Die Autobranche hätte eigentlich Grund zur Freude: In den vergangenen Jahren wuchs der deutsche Autobestand jedes Jahr um rund eine Million, die Spritpreise sind seit zwei Jahren anhaltend niedrig – das sorgt für Fahrbegeisterung. Doch es sorgt auch für einen höheren Verbrauch, und das ist mitten im Dieselskandal keine gute Nachricht.

Neue Zahlen zeigen: Der Verkehrssektor trägt am stärksten dazu bei, dass die deutschen CO2-Emissionen weiter ansteigen. Hauptgrund: 2,5 Prozent mehr Benzin und 6,5 Prozent mehr Diesel, die in der ersten Jahreshälfte 2017 aus den Zapfventilen flossen.

Zwar emittiert der Liter Diesel grundsätzlich weniger CO2 als ein Liter Benzin. Und im Jahr 2016 sind laut Kraftfahrbundesamt mehr Benziner und Hybride als Dieselfahrzeuge zugelassen worden. Doch ein Blick auf die Segmente zeigt: Am stärksten wachsende Neuwagensegmente sind SUVs (+20,3 Prozent in 2016) und Geländewagen (+9,6 Prozent). Und weil die besonders viel schlucken, steigt der Dieselverbrauch überproportional stark an.

Durstige Diesel-SUVs bremsen Klimaziele aus

Der Porsche Cayenne Diesel mit über 10 Liter echtem Verbrauch schneidet so auch bei der CO2-Bilanz rund doppelt so schlecht ab wie die Kompaktklasse-Benziner Golf, Astra und Co. Zahlen, die zeigen, „wie wichtig es ist, endlich auch Klimaschutzpolitik im Verkehr entschlossen zu betreiben“, sagt Christian Hochfeld, Direktor von Agora Verkehrswende. Der Think Tank hat die Zahlen auf Grundlage der Halbjahresstatistik der AG Energiebilanzen errechnet.

Zusätzlich sind die seit 2014 niedrigen Kerosinpreise dieses Jahr noch einmal gesunken – und der Absatz damit acht Prozent in die Höhe geschnellt. Gift für die Klimaziele, die Kanzlerin Merkel im Juli bestätigt hatte: die Emissionen von Treibhausgasen bis 2020 so weit zu senken, dass sie 40 Prozent unter denen von 1990 liegen. Im vergangenen Jahr waren erst knapp 28 Prozent erreicht. Nun sogar ein Anstieg. Etwa 150 Millionen der rund 900 Millionen Tonnen, die Deutschland im Jahr ausstößt, müssen noch weg.

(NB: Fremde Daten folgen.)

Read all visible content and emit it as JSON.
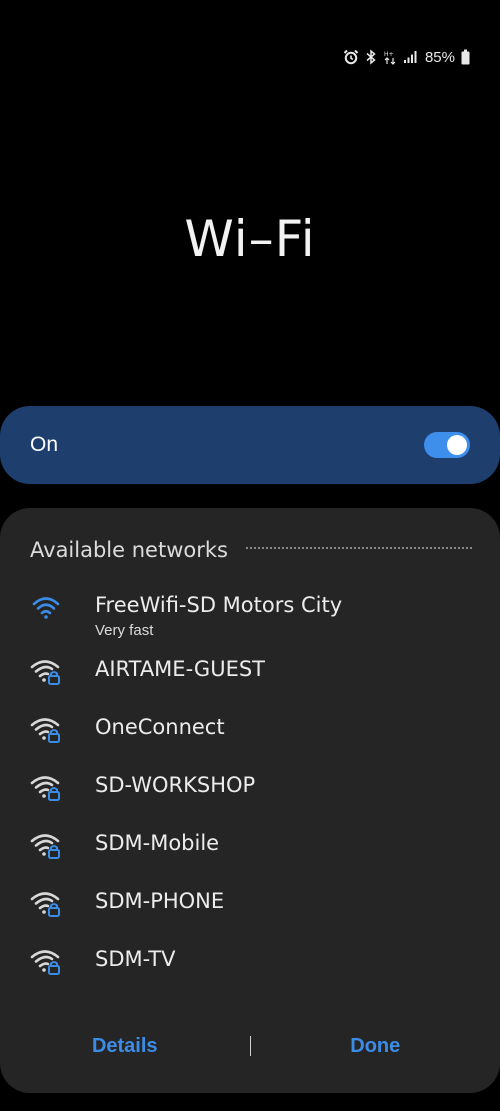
{
  "status_bar": {
    "icons": [
      "alarm-icon",
      "bluetooth-icon",
      "data-arrows-icon",
      "signal-icon",
      "battery-icon"
    ],
    "battery_percent": "85%"
  },
  "page": {
    "title": "Wi–Fi"
  },
  "toggle": {
    "label": "On",
    "state": "on",
    "accent_color": "#3e8eec"
  },
  "networks_section": {
    "title": "Available networks",
    "items": [
      {
        "name": "FreeWifi-SD Motors City",
        "subtitle": "Very fast",
        "secured": false,
        "icon": "wifi-icon",
        "color": "#3b8ce6"
      },
      {
        "name": "AIRTAME-GUEST",
        "secured": true,
        "icon": "wifi-lock-icon"
      },
      {
        "name": "OneConnect",
        "secured": true,
        "icon": "wifi-lock-icon"
      },
      {
        "name": "SD-WORKSHOP",
        "secured": true,
        "icon": "wifi-lock-icon"
      },
      {
        "name": "SDM-Mobile",
        "secured": true,
        "icon": "wifi-lock-icon"
      },
      {
        "name": "SDM-PHONE",
        "secured": true,
        "icon": "wifi-lock-icon"
      },
      {
        "name": "SDM-TV",
        "secured": true,
        "icon": "wifi-lock-icon"
      }
    ]
  },
  "buttons": {
    "details": "Details",
    "done": "Done",
    "color": "#3b8ce6"
  },
  "colors": {
    "background": "#000000",
    "toggle_card": "#1e3f6e",
    "panel": "#252526"
  }
}
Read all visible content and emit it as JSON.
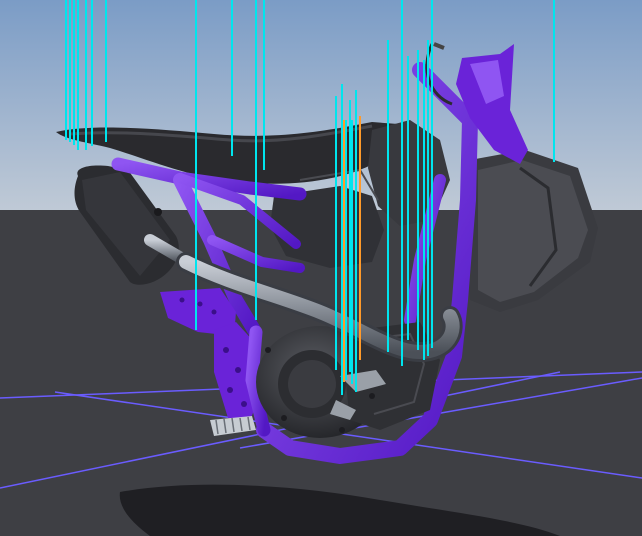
{
  "viewport": {
    "sky_top_color": "#7b9cc6",
    "sky_horizon_color": "#c0cad6",
    "ground_color": "#3e3f44",
    "grid_color": "#6a5cff",
    "frame_color": "#6a23d8",
    "frame_highlight_color": "#8f55f2",
    "plastic_color": "#2f2f33",
    "ray_color": "#00e5ee",
    "ray_alt_color": "#ff9a2a"
  },
  "model": {
    "name_icon": "motorcycle-3d-model",
    "parts": [
      "seat",
      "fuel-tank",
      "radiator-shroud",
      "exhaust-muffler",
      "engine",
      "rear-subframe",
      "main-frame",
      "footpeg",
      "headpipe",
      "shadow"
    ]
  }
}
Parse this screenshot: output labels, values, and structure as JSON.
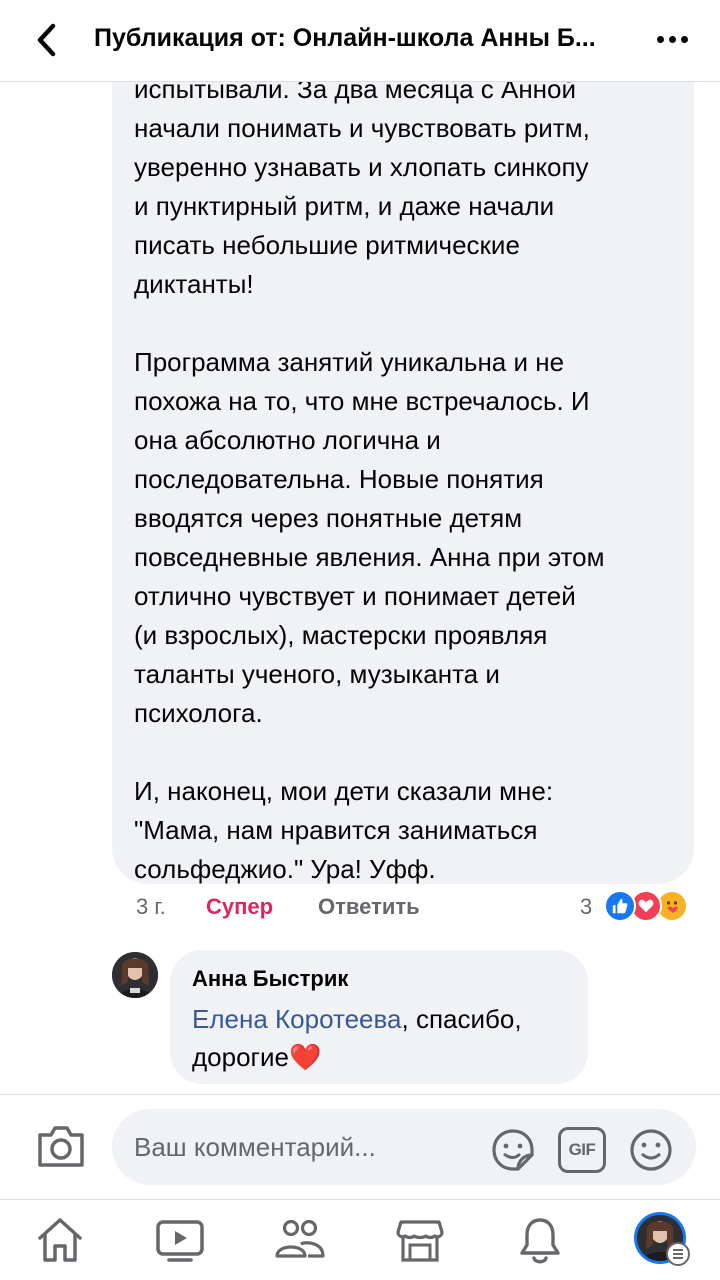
{
  "header": {
    "title": "Публикация от: Онлайн-школа Анны Б...",
    "back_icon": "chevron-left-icon",
    "more_icon": "more-dots-icon"
  },
  "comment": {
    "text": "испытывали. За два месяца с Анной\nначали понимать и чувствовать ритм,\nуверенно узнавать и хлопать синкопу\nи пунктирный ритм, и даже начали\nписать небольшие ритмические\nдиктанты!\n\nПрограмма занятий уникальна и не\nпохожа на то, что мне встречалось. И\nона абсолютно логична и\nпоследовательна. Новые понятия\nвводятся через понятные детям\nповседневные явления. Анна при этом\nотлично чувствует и понимает детей\n(и взрослых),  мастерски проявляя\nталанты ученого, музыканта и\nпсихолога.\n\nИ, наконец, мои дети сказали мне:\n\"Мама, нам нравится заниматься\nсольфеджио.\" Ура! Уфф.",
    "time": "3 г.",
    "reaction_label": "Супер",
    "reply_label": "Ответить",
    "reaction_count": "3",
    "reactions": [
      "like",
      "love",
      "care"
    ]
  },
  "reply": {
    "author": "Анна Быстрик",
    "mention": "Елена Коротеева",
    "text": ", спасибо, дорогие",
    "emoji": "❤️"
  },
  "composer": {
    "placeholder": "Ваш комментарий...",
    "gif_label": "GIF"
  },
  "colors": {
    "accent_blue": "#1877f2",
    "mention_blue": "#385898",
    "super_pink": "#e0245e",
    "bubble_gray": "#f0f2f5",
    "secondary_text": "#65676b"
  },
  "tabbar": {
    "items": [
      "home-icon",
      "video-icon",
      "friends-icon",
      "marketplace-icon",
      "notifications-icon",
      "profile-menu-icon"
    ]
  }
}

Erneuerbare Energien fangen Kohleminus auf

Patrick Graichen, Direktor des Schwester-Think-Tanks Agora Energiewende, schlägt deshalb vor, dass „unmittelbar nach der Bundestagswahl ein ‚Sofortprogramm Klimaschutz 2020‘ aufgelegt“ werden soll, das neben der Verkehrs- auch die Wärme und Stromwende vorantreiben soll.

Interessante Details aus diesen Bereichen: Trotz des kalten Wetters ist der Heizölabsatz 2017 leicht gefallen. Und auch die Kraftwerke halten ihren Ausstoß stabil. Die Abschaltung von Steinkohlekraftwerken konnten klimabilanziell durch Gas und Erneuerbare Energien aufgefangen werden, insbesondere durch Kraft-Wärme-Kopplung-Anlagen (kurz KWK), die Strom und Wärme gleichzeitig produzieren. Es ist also nicht alles schlecht auf dem Weg zu mehr Klimaschutz.